New York

Momix

Joyce Theater

Since the ’60s, anti-illusionism in its many forms has ruled contemporary dance, theatrical illusionism often being equated with cultural as well as philosophical deception. Of course it’s entirely logical that out of the current welter of kinesthetic truth-tellers would arise yet another restatement of illusion in movement. Moses Pendleton, a founder of the determinedly sleight-of-foot Pilobolus troupe, takes magic over the top in the choreography for his own company, Momix (company members are also credited as creators of individual pieces). Each of the 14 dances on Momix’s recent program (13 brief vignettes and one long work) hinged on a visual/prop trick. In one sense, the foolery worked as expected: when the conceit was a resonant one, the dance succeeded. When the given trick was negligible, however, the viewer was left with nothing to fall back on, and even clever, one-liner pieces of extreme brevity became irritating.

Elva, 1987, for example, is a three-minute vignette featuring an oversized, blue-suited dancer gyrating to Elvis Presley’s “Blue Suede Shoes”; a video monitor “head” on the figure shows a closeup of Pendleton mouthing the words to the song. After an initial half-laugh at the silliness of the image, there’s nothing to do but watch the tired notion play itself out. Pendleton’s all-or-nothing approach paid off when a work’s surprise factor contained less in-your-face wizardry and more realism. In Spawning, 1986, four women work out with four large balloons, riding them, folding themselves around them, and eventually, while lying flat on their backs, releasing them to soar upward. The work’s interest derives as much from the dancers’ efforts to cope with the inflated rubber objects as from its obvious birth allusions, a metaphor played out here in a surprisingly understated way.

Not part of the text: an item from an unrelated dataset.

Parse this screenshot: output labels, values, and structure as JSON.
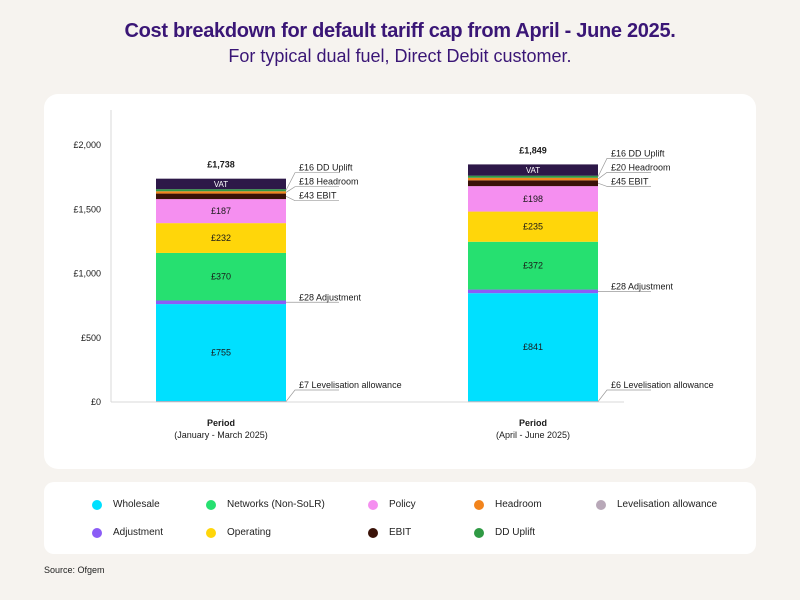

Despite its conundrumlike title, the program’s premiere, Fantasy on a Variation on a Theme, 1989, displayed a different Momix. Relatively lengthy (a half-hour), with an unfolding narrative involving a priest, a woman in white, and a butterfly, and with its more conventional staging—the dance takes place behind a scrim on which slides are projected, and is set to Benjamin Britten’s neo-Mahlerian score—the piece added a dark undertone to Momix’s usually glib, zippy goings-on. Despite some choreographically irrelevant digressions and rather overworked symbolism (such as temptresses wearing long red gloves), the piece achieved an elegiac eloquence with its death-haunted imagery. The projections (by Pendleton and Neil Peter Jampolis) were echt 19th-century morbid: tombstones, flowers, eroded stone faces, leaded glass windows. Combined with the requiemlike stateliness of Britten’s music, the “props,” for once, pushed the piece toward an emotional reality that helped ground the dance’s considerable magic.